I’ve been reading articles about moms and babies. 

The RIKEN Brain Science Institute in Saitama, Japan, studied the effect of a mother’s embrace on an infant - a baby’s heart rate slows immediately and crying subsides when they are picked up.

Researchers watched the behavior of 684 mother with infants in five different continents. In each place, mothers did the same thing when their infants cried: 

they picked them up, held them and talked to them. 

God has made us like Himself. 

Researchers have monitored the brains of new mothers and more experienced mothers in the U.S., China, and Italy, finding that at both experience levels, and in each place, these responses to their babies cries were deeply wired into the nervous system at an instinct level.

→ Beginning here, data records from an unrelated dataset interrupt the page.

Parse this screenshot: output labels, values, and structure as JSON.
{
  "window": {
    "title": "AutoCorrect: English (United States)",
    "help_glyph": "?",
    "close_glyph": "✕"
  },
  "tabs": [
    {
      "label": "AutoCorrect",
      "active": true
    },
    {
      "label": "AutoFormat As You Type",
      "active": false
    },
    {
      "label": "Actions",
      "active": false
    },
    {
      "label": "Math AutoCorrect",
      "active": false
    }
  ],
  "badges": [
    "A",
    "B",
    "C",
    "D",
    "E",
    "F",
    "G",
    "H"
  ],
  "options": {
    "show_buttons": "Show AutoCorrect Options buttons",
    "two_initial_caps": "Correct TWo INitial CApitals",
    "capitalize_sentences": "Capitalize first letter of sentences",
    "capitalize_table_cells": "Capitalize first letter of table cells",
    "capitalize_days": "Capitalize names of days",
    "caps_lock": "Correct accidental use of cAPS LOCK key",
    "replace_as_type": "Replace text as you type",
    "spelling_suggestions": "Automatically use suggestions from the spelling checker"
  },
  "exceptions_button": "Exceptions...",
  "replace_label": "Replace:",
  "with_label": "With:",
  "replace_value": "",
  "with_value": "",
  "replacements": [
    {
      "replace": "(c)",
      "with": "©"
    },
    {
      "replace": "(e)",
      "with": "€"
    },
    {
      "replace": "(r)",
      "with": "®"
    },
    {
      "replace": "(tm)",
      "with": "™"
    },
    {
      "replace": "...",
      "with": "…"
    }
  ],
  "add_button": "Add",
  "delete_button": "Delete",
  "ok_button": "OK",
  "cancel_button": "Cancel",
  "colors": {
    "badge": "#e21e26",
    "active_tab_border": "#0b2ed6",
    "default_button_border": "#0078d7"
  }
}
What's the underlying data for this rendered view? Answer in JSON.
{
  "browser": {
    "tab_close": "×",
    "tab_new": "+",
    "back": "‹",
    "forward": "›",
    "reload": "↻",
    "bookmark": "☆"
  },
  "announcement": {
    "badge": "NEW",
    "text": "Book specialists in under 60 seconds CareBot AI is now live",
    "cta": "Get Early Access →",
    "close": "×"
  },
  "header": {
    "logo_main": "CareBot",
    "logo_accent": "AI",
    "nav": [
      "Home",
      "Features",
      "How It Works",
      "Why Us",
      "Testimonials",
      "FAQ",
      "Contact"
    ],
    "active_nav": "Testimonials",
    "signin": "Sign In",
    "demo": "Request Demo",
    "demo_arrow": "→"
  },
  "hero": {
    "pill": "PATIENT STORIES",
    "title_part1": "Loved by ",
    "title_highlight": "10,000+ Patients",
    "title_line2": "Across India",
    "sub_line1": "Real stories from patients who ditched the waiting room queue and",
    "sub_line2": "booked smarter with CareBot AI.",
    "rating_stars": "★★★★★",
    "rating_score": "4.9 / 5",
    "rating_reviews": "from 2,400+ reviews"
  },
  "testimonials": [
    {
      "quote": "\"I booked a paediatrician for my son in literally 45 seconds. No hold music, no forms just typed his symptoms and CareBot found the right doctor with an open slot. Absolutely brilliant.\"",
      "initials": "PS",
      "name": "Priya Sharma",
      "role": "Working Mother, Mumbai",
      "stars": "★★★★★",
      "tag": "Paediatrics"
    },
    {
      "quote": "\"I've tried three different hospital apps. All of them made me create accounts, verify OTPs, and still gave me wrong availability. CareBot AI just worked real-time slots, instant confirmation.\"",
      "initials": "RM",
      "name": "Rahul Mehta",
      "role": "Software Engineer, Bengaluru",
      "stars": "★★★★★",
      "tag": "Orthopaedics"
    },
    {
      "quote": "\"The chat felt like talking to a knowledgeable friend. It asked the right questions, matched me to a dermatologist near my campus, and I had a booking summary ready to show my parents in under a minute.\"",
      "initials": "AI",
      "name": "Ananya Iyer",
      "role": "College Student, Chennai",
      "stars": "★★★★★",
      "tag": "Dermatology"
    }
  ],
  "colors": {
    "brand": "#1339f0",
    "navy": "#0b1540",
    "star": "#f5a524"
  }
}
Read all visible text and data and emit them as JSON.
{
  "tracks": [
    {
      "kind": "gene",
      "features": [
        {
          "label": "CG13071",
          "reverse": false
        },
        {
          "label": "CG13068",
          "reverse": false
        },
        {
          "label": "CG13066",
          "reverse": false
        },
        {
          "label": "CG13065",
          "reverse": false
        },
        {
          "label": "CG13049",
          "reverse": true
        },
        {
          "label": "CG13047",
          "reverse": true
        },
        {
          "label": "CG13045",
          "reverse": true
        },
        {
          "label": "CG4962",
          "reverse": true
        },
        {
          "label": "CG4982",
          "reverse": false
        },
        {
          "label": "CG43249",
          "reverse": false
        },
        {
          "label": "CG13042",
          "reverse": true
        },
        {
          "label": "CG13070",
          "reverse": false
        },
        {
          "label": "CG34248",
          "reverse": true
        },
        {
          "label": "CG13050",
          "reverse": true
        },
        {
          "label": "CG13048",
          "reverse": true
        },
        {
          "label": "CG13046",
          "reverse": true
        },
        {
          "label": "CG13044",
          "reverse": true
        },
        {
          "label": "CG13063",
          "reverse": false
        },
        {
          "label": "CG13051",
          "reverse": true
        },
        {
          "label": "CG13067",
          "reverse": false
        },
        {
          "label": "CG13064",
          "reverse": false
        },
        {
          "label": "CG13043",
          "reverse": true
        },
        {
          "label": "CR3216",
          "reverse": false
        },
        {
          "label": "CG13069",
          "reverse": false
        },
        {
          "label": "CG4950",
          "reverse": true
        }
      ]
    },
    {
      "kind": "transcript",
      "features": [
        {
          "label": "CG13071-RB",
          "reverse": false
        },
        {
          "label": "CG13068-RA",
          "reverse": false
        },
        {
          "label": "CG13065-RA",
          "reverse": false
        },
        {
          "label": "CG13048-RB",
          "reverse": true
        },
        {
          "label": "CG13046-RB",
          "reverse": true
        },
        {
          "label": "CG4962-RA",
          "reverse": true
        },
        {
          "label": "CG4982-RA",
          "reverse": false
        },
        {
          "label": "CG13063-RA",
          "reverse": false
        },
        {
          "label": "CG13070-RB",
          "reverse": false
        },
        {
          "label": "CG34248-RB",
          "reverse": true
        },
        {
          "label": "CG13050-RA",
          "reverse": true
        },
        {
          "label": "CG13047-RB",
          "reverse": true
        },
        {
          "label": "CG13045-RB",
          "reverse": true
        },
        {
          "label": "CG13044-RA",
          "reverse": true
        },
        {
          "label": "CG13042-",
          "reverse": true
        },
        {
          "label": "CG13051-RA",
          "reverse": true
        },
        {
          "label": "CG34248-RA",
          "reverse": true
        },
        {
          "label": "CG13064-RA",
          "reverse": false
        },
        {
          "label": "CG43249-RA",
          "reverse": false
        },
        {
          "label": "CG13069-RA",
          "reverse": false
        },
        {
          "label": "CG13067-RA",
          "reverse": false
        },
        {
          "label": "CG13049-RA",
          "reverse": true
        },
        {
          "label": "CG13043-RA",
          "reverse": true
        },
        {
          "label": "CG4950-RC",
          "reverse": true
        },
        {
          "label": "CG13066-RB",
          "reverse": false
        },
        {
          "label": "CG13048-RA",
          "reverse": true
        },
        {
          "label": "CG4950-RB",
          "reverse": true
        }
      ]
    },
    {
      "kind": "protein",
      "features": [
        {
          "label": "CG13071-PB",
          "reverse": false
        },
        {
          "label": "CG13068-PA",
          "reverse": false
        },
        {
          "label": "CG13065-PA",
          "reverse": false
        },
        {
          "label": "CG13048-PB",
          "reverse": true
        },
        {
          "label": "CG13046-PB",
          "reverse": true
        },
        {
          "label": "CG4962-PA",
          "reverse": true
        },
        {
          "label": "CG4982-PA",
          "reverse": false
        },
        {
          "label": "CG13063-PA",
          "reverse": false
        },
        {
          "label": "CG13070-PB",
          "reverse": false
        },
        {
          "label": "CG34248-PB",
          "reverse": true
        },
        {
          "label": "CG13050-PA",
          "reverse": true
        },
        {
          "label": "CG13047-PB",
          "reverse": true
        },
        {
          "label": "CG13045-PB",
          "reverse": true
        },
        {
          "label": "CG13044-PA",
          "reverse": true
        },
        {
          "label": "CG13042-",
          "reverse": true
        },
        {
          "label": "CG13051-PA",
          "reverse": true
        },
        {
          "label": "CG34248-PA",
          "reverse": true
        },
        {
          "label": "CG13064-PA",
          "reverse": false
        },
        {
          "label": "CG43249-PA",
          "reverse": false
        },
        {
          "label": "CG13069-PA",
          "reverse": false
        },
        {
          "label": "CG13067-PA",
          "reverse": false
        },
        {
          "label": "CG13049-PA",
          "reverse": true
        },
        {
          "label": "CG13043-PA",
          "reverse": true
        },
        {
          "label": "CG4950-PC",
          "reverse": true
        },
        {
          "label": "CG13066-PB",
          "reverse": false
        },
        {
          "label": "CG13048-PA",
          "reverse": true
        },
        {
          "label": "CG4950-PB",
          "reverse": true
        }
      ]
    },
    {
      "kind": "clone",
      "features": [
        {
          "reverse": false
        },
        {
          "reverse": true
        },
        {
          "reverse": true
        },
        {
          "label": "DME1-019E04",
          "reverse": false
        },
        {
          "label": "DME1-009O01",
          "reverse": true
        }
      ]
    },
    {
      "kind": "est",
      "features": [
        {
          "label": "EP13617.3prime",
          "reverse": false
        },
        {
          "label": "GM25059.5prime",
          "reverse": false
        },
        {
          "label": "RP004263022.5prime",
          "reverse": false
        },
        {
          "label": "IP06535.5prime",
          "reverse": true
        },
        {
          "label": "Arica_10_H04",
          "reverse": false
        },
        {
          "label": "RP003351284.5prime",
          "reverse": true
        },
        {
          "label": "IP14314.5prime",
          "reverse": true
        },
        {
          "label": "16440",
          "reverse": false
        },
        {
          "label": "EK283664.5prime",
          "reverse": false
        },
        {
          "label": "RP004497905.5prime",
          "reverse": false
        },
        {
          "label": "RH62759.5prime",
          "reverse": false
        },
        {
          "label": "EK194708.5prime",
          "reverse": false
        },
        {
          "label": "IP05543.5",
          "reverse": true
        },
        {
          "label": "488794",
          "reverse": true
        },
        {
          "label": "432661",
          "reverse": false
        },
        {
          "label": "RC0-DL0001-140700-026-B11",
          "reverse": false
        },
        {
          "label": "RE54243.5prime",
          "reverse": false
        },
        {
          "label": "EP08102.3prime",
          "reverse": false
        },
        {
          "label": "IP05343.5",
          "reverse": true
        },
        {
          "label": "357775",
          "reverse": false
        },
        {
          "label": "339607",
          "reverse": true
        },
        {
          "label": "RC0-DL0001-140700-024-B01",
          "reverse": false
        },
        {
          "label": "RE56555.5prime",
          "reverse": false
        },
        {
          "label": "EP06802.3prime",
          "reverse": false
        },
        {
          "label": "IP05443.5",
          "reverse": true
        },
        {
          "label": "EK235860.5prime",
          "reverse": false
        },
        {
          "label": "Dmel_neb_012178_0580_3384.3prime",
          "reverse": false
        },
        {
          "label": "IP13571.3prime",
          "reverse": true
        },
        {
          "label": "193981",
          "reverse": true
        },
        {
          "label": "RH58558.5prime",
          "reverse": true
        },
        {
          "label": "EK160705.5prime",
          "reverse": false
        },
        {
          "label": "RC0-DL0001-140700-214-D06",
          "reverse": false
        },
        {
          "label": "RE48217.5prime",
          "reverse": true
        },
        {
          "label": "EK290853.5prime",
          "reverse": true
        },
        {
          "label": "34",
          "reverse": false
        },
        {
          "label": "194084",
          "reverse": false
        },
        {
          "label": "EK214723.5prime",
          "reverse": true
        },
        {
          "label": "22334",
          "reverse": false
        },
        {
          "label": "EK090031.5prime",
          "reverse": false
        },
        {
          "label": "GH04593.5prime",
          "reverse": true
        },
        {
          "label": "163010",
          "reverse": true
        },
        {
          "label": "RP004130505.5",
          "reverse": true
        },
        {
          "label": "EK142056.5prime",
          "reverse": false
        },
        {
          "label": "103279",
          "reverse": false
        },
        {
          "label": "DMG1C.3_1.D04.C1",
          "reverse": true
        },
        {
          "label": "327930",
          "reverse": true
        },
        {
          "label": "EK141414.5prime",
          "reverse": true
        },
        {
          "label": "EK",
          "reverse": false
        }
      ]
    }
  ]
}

We've got being a refuge wired into our instincts. 


God has made us like Himself. 

Deepak Chopra, M.D. says a close attachment between a baby and mother can prevent diseases, boost immunity, and enhance IQ in the baby. While babies who are not held, nuzzled, and hugged enough can stop growing, and if the situation lasts long enough, even die. Researchers discovered this when trying to figure out why some orphanages had infant mortality rates around 30-40%.


God starts us all of like this - desperate to be held. And I think that’s because He wants us to always live like this - held by Him.

Crying is better when we’re in someone’s arms. 

Belly aches and hunger turn into heart break & cancer, and we’re still needing to be picked up and held. 


God loves us, He sees our pain, and He wants to comfort us. 

Ask Him to help you believe He wants to be your refuge. 

Invite Him to refuge you. 

Then take a moment to imagine His cheek pressed against yours.

Our souls need a refuge and God here You are.